Despite a relatively quiet weekend on the domestic scene a strongly-worded public appeal from the Prague Jewish community has made for explosive front page headlines. "Stop the neo-Nazis!" reads a prominent headline on the cover page of Lidove Noviny. " Don't tolerate fascists" echoes the popular Mlada Fronta Dnes.
Milan Daniel of Lidove Noviny reminds readers of the most recent attack on a Romany man which happened in the town of Cheb, immediately after the Czech Republic's victory in the World Ice Hockey Championships. Caught up in the enthusiasm a Romany yelled "We're the best! Go for it Czechs!" and was beaten up.
As usual though there aren't enough witnesses to confirm what happened and once again it seems that the case will not be judged as a racially-motivated attack, but merely a brawl. Milan Daniel notes that without witnesses there is little the police can do - and the element of fear is still strong. When questioned Roma witnesses are often evasive and frequently change their testimony which plays into the hands of the attackers, who usually have more than one witness to testify in their favour and a good lawyer into the bargain.
Traditionally, the weekend with its numerous political debates on radio and television, is a time when politicians wash their dirty linen in public and engage in petty political skirmishes. And this weekend was no exception. The papers report on another fallout between the President and the right-of-centre opposition Civic Democrats, after Mr. Havel accused its leaders of being "sour-faced and arrogant", while the Social Democrat Party leadership complains that since resigning as party leader Prime Minister Milos Zeman has stopped attending party meetings and basically ignores the views of the party leadership.
Readers who open Monday's Lidove Noviny will find it hard not to agree with US-based economic expert Jan Svejnar, who says Czech politicians need to be 're-educated'. The existing political parties are not very capable of action, Svejnar says, and the Czech Republic is not living up to its full potential.
Professor Svejnar, who is executive director of the William Davidson Institute at Michigan University, will surprise many a reader by rejecting claims that he plans to head an emerging party of leading Czech intellectuals. Public disillusionment with political life does create space for a new political entity -but in my opinion it would be far more effective for the present set of politicians to change their ways, Mr. Svejnar told the paper.
Although more money is being spent on environmental protection and air and water pollution levels have been reduced in most parts of the country, an increasing number of Czechs suffer from allergies. One in four Czechs are allergic to something or other, and according to a recently published medical study an estimated quarter of a million Czechs suffer from mild asthma without being aware of it.
There is now a campaign underway to find the 250,000 undetected patients and get them to start treatment early.
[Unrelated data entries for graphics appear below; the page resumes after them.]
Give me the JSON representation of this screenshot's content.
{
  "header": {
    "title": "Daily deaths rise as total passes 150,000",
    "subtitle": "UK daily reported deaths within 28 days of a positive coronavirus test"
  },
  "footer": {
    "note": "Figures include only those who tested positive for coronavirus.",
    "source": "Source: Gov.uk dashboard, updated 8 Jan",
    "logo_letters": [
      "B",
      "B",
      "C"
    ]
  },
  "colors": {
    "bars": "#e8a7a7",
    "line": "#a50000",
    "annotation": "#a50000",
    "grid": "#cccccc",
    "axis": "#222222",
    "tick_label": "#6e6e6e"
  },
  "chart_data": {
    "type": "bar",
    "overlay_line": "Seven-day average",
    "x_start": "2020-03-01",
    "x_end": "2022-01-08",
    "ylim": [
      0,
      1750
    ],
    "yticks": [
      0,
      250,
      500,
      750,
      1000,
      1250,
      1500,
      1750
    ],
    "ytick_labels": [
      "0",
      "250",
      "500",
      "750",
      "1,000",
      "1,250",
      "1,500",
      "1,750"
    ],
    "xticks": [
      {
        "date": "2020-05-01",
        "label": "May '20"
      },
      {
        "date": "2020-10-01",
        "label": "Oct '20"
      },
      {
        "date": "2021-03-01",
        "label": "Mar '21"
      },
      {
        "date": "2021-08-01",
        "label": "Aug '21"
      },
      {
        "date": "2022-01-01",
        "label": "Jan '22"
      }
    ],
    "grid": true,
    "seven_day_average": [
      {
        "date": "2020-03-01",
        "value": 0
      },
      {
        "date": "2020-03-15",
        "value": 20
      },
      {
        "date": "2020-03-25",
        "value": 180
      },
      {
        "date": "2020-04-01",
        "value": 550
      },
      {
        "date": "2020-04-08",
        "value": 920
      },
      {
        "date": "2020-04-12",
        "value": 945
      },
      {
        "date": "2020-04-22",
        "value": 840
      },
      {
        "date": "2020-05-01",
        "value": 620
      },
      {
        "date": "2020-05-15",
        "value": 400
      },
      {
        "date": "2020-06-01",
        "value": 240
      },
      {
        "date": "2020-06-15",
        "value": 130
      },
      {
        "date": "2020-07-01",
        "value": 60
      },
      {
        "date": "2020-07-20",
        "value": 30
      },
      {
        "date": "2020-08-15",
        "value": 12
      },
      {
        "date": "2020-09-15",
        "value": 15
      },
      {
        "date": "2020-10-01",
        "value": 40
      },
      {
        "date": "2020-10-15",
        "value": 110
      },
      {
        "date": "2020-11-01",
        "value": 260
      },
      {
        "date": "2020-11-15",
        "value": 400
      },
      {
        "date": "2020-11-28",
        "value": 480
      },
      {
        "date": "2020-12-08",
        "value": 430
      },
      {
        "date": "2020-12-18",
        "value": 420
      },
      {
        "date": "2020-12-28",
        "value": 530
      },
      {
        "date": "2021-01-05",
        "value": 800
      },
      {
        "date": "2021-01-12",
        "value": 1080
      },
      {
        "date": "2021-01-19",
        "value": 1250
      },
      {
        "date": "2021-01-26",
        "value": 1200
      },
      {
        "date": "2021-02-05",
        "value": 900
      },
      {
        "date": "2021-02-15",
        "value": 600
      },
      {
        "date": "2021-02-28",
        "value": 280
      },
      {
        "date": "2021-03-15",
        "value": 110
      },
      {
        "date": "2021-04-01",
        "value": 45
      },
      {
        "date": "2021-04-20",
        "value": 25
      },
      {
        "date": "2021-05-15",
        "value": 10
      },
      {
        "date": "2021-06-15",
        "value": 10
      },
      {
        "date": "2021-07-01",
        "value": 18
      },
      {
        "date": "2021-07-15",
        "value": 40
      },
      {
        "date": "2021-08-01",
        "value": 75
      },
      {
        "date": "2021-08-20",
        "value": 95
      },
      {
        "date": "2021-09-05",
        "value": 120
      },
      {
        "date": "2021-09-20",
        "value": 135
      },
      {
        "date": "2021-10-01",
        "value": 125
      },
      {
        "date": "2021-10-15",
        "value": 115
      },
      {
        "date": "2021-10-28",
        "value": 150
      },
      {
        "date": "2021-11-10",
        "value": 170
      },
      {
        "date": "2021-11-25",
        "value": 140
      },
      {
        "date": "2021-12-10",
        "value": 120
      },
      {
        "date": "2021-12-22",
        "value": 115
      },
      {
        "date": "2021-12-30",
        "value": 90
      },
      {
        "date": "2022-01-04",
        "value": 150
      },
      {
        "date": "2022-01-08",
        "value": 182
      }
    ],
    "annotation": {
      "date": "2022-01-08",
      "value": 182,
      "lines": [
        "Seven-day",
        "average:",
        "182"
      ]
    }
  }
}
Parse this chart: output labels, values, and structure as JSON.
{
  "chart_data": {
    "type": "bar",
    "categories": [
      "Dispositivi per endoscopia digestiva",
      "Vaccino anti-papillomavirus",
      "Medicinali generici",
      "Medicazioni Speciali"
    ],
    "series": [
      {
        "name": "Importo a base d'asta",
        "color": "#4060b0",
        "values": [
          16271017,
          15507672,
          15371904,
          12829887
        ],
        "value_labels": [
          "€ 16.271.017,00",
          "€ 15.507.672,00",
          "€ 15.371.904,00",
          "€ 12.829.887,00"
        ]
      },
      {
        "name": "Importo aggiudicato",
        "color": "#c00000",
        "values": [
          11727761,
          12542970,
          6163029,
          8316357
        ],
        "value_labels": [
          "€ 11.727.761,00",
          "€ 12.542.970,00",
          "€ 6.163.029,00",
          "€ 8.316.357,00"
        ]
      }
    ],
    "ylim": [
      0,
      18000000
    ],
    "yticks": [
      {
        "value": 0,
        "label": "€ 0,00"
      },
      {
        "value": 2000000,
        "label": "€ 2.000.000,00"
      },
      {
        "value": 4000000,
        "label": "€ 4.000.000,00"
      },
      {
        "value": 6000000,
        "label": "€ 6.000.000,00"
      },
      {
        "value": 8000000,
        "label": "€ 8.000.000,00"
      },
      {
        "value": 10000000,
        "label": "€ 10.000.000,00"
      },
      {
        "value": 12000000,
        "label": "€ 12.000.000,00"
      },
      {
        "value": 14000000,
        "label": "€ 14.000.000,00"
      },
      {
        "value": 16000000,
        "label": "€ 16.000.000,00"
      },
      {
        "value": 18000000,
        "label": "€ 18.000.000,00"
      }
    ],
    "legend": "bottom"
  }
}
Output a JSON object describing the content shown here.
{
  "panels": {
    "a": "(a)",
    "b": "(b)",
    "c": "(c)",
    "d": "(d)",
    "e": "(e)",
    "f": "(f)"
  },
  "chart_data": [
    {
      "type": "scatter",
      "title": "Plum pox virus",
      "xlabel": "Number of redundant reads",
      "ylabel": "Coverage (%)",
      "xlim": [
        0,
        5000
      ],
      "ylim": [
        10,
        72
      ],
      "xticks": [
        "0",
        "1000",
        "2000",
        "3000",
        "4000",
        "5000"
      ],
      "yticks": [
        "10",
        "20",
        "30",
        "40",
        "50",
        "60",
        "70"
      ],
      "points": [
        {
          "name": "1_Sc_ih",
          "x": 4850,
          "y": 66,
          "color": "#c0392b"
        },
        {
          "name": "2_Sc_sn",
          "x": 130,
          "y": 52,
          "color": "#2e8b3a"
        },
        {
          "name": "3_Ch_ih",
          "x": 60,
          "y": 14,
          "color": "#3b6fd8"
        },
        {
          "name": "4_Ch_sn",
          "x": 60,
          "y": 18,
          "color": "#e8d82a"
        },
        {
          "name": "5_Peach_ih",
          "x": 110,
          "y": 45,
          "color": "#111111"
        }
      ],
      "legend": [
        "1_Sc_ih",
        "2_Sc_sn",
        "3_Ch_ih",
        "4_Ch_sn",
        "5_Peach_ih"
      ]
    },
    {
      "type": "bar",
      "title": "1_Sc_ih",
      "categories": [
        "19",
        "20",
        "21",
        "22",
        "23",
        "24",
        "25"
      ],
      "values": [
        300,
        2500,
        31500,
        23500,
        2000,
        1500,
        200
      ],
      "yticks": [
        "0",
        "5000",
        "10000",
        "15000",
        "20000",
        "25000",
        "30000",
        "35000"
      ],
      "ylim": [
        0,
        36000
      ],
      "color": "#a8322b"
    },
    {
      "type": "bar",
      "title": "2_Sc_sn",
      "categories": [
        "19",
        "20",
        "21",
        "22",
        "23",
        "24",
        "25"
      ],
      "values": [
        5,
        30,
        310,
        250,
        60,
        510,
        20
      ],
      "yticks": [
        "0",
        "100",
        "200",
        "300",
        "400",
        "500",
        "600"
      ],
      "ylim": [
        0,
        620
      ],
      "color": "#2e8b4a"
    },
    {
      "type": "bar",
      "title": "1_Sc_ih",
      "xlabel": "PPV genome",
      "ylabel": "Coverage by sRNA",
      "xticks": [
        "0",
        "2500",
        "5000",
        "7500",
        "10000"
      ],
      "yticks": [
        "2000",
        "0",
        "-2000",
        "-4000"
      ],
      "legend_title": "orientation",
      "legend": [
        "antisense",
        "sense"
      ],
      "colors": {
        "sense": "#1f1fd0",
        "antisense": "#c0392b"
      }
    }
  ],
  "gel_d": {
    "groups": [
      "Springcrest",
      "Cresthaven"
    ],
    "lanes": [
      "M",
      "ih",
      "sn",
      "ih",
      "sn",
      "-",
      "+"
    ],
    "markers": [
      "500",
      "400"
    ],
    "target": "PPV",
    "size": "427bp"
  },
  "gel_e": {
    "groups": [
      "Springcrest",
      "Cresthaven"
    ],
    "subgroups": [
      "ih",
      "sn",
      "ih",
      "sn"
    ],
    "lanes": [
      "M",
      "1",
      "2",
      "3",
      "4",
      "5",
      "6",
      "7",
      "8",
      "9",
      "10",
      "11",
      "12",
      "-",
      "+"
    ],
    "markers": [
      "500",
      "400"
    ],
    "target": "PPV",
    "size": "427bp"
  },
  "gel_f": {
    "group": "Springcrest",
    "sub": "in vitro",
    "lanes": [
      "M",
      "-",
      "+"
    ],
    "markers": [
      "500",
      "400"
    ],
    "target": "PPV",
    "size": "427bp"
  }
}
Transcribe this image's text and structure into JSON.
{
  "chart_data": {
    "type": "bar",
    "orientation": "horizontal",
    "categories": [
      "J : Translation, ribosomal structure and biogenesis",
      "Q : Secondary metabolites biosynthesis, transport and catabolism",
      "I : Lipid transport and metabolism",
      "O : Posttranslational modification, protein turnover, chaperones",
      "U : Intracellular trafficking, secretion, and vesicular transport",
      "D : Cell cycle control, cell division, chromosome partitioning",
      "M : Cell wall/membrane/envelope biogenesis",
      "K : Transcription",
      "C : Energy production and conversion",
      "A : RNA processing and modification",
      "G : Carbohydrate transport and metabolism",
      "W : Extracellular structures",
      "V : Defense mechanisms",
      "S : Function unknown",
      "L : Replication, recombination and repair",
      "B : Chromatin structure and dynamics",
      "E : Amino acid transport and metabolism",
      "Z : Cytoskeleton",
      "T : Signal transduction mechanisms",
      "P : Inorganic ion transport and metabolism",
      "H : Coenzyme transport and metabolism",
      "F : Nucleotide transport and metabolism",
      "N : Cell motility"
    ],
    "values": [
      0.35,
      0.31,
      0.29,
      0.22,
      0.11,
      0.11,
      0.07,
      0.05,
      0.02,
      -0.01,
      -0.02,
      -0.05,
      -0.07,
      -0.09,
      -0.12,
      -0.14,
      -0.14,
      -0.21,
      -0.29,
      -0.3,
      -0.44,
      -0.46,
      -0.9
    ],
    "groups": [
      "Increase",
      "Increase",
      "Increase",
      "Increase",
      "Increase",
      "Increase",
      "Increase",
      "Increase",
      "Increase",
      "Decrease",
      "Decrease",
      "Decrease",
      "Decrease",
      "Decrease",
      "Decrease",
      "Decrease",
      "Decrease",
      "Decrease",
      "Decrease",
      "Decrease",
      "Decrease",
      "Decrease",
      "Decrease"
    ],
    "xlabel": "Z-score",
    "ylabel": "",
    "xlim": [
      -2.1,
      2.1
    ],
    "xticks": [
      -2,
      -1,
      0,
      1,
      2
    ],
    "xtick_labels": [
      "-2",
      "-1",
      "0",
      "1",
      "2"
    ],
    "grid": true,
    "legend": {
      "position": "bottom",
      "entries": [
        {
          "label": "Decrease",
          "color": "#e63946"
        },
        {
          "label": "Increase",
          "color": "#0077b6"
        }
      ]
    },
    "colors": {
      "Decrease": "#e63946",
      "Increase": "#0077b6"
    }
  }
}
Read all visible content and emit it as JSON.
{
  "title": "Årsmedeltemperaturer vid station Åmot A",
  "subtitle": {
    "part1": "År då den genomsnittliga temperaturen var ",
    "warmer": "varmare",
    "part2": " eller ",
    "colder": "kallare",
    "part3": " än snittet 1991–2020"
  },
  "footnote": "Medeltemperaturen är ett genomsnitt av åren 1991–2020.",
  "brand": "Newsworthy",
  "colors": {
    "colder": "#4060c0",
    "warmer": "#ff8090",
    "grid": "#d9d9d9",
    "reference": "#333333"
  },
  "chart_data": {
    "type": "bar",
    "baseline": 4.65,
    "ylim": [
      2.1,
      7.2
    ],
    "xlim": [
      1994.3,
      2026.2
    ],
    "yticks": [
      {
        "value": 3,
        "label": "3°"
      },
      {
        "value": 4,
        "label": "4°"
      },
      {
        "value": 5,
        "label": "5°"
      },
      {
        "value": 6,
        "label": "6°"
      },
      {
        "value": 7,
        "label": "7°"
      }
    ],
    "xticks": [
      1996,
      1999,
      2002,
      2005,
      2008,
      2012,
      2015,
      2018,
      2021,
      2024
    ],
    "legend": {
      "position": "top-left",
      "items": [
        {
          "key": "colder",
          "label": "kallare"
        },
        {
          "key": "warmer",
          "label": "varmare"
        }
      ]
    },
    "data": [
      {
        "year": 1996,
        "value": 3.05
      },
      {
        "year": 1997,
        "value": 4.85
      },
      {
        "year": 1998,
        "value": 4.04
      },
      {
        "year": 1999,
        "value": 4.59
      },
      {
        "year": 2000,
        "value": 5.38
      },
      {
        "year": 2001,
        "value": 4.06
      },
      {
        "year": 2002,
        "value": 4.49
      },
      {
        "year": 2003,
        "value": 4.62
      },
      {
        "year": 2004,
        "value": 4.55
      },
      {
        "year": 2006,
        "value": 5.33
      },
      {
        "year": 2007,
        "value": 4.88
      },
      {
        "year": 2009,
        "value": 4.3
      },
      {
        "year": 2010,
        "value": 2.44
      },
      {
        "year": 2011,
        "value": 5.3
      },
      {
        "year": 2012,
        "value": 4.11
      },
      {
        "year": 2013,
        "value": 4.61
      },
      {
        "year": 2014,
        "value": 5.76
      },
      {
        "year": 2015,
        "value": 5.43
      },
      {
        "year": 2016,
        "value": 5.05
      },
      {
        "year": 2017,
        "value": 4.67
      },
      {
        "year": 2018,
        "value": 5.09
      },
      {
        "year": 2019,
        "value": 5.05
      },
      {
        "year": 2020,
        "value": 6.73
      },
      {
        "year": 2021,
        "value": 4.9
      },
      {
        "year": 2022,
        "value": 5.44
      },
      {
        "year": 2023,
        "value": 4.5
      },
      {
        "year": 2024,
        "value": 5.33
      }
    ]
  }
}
Most asthma sufferers were found to have been diagnosed one to three years after the first symptoms appeared.
And finally all the papers carry extensive reports about the Prague Marathon which attracted thousands of people to the Czech capital over the weekend. Although some contestants treated it as a personal challenge and gave it their absolute best, for most of the crowd the event turned into a huge carnival with bands setting the tone along every stretch of the 41 km route, says Mlada Fronta Dnes.